Лелий Силыч хотел было этого проходимца выгнать, но не смог. Во-первых, потому, что таких проходимцев в его правительстве просто не было, а во-вторых, такое отношение к инициативе подчиненного могло отбить охоту у других столоначальников делиться идеями с Его Превосходительством. В знак утешения он принял решение наградить маркетант-поручика памятной медалькой «За попытку погасить внешний долг XIII-й степени».

Не пошла и лотерея, предложенная главным губернским казначеем Александром Ларионовичем Денегнедам. Соглядатаи Его Превосходительства выяснили, что наш казначей в стоимость любой лотерее свою маржу включил. Получалось, что ему с каждого рубля причиталось по пять копеек. Да ведь так, пройдоха, все замысловато спрятал, что если бы не донос, то никто бы не догадался в чем интерес главного казначея губернии состоит.

А идея была хорошая, занять у населения немного денег, чтобы с долгами расплатиться, а потом вернуть причитающиеся денежки, да еще и с призами. Тут, конечно, и некоторые чиновники заартачились. Не позволим, -- говорят, чтобы наше имя, доставшееся нам от героических предков наших, красовалось на лотерее. До сих пор не понятно почему они так поступили. То ли от-того, что имя не хотели марать, то ли от зависти к потенциальной марже главного губернского казначея.

А из первопрестольной все депеши идут: изыскивай резервы, придумывай идеи, экономь, пройдись по сусекам, урежь там, убавь здесь и нету мочи никакой терпеть это безденежье, эти унижения вечные...

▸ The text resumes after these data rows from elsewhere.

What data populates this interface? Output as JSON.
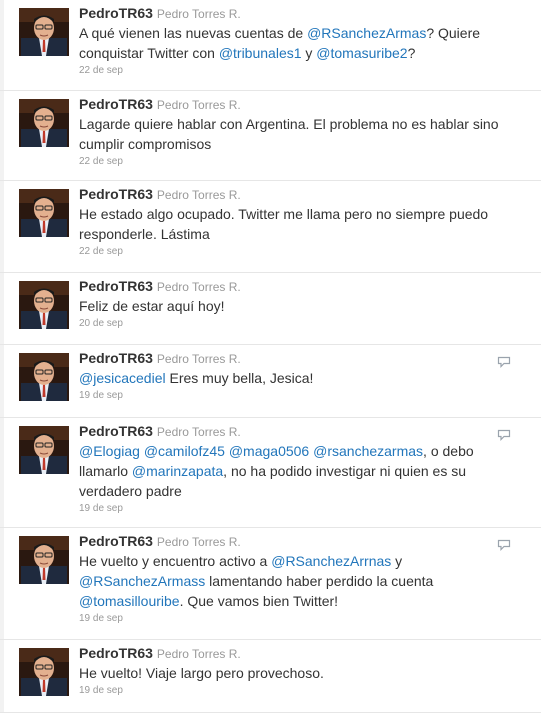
{
  "timeline": {
    "tweets": [
      {
        "handle": "PedroTR63",
        "name": "Pedro Torres R.",
        "parts": [
          {
            "t": "A qué vienen las nuevas cuentas de ",
            "m": false
          },
          {
            "t": "@RSanchezArmas",
            "m": true
          },
          {
            "t": "? Quiere conquistar Twitter con ",
            "m": false
          },
          {
            "t": "@tribunales1",
            "m": true
          },
          {
            "t": " y ",
            "m": false
          },
          {
            "t": "@tomasuribe2",
            "m": true
          },
          {
            "t": "?",
            "m": false
          }
        ],
        "time": "22 de sep",
        "reply": false
      },
      {
        "handle": "PedroTR63",
        "name": "Pedro Torres R.",
        "parts": [
          {
            "t": "Lagarde quiere hablar con Argentina. El problema no es hablar sino cumplir compromisos",
            "m": false
          }
        ],
        "time": "22 de sep",
        "reply": false
      },
      {
        "handle": "PedroTR63",
        "name": "Pedro Torres R.",
        "parts": [
          {
            "t": "He estado algo ocupado. Twitter me llama pero no siempre puedo responderle. Lástima",
            "m": false
          }
        ],
        "time": "22 de sep",
        "reply": false
      },
      {
        "handle": "PedroTR63",
        "name": "Pedro Torres R.",
        "parts": [
          {
            "t": "Feliz de estar aquí hoy!",
            "m": false
          }
        ],
        "time": "20 de sep",
        "reply": false
      },
      {
        "handle": "PedroTR63",
        "name": "Pedro Torres R.",
        "parts": [
          {
            "t": "@jesicacediel",
            "m": true
          },
          {
            "t": " Eres muy bella, Jesica!",
            "m": false
          }
        ],
        "time": "19 de sep",
        "reply": true
      },
      {
        "handle": "PedroTR63",
        "name": "Pedro Torres R.",
        "parts": [
          {
            "t": "@Elogiag",
            "m": true
          },
          {
            "t": " ",
            "m": false
          },
          {
            "t": "@camilofz45",
            "m": true
          },
          {
            "t": " ",
            "m": false
          },
          {
            "t": "@maga0506",
            "m": true
          },
          {
            "t": " ",
            "m": false
          },
          {
            "t": "@rsanchezarmas",
            "m": true
          },
          {
            "t": ", o debo llamarlo ",
            "m": false
          },
          {
            "t": "@marinzapata",
            "m": true
          },
          {
            "t": ", no ha podido investigar ni quien es su verdadero padre",
            "m": false
          }
        ],
        "time": "19 de sep",
        "reply": true
      },
      {
        "handle": "PedroTR63",
        "name": "Pedro Torres R.",
        "parts": [
          {
            "t": "He vuelto y encuentro activo a ",
            "m": false
          },
          {
            "t": "@RSanchezArrnas",
            "m": true
          },
          {
            "t": " y ",
            "m": false
          },
          {
            "t": "@RSanchezArmass",
            "m": true
          },
          {
            "t": " lamentando haber perdido la cuenta ",
            "m": false
          },
          {
            "t": "@tomasillouribe",
            "m": true
          },
          {
            "t": ". Que vamos bien Twitter!",
            "m": false
          }
        ],
        "time": "19 de sep",
        "reply": true
      },
      {
        "handle": "PedroTR63",
        "name": "Pedro Torres R.",
        "parts": [
          {
            "t": "He vuelto! Viaje largo pero provechoso.",
            "m": false
          }
        ],
        "time": "19 de sep",
        "reply": false
      }
    ],
    "colors": {
      "mention": "#2276bb",
      "handle": "#333333",
      "meta": "#999999",
      "divider": "#e6e6e6"
    },
    "icons": {
      "avatar": "avatar",
      "reply": "reply-icon"
    }
  }
}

Хотел было Лелий Силыч засесть за письмо Его Величеству государю. Но умные люди отговорили. Дескать, сейчас ему особенно нелегко. Очередная (невесть какая уже по счету) волна вселенского кризиса уже достигла нашей тихой гавани, и грозила катиться дальше, сметая на своем пути все наши надежды, все наши песчаные замки...

Велел Его Превосходительство всем жить по средствам. Даже орденок приказал отлить. Теперь тем, кто экономил государственные финансы и добился в этом деле существенных успехов полагалась награда. Он становился кавалером «Ордена посредственности» одной из 3-х степеней. Отчеканены были на этом орденке руки, которые держали дырку от бублика.

Но пока этот сверкающий белой с красным эмалью орденок лежал по коробочкам. Сию награду так никому и не вручили, ибо не привыкли у нас еще жить по средствам, не научились быть рачительными и беречь государственную копейку, как свою собственную.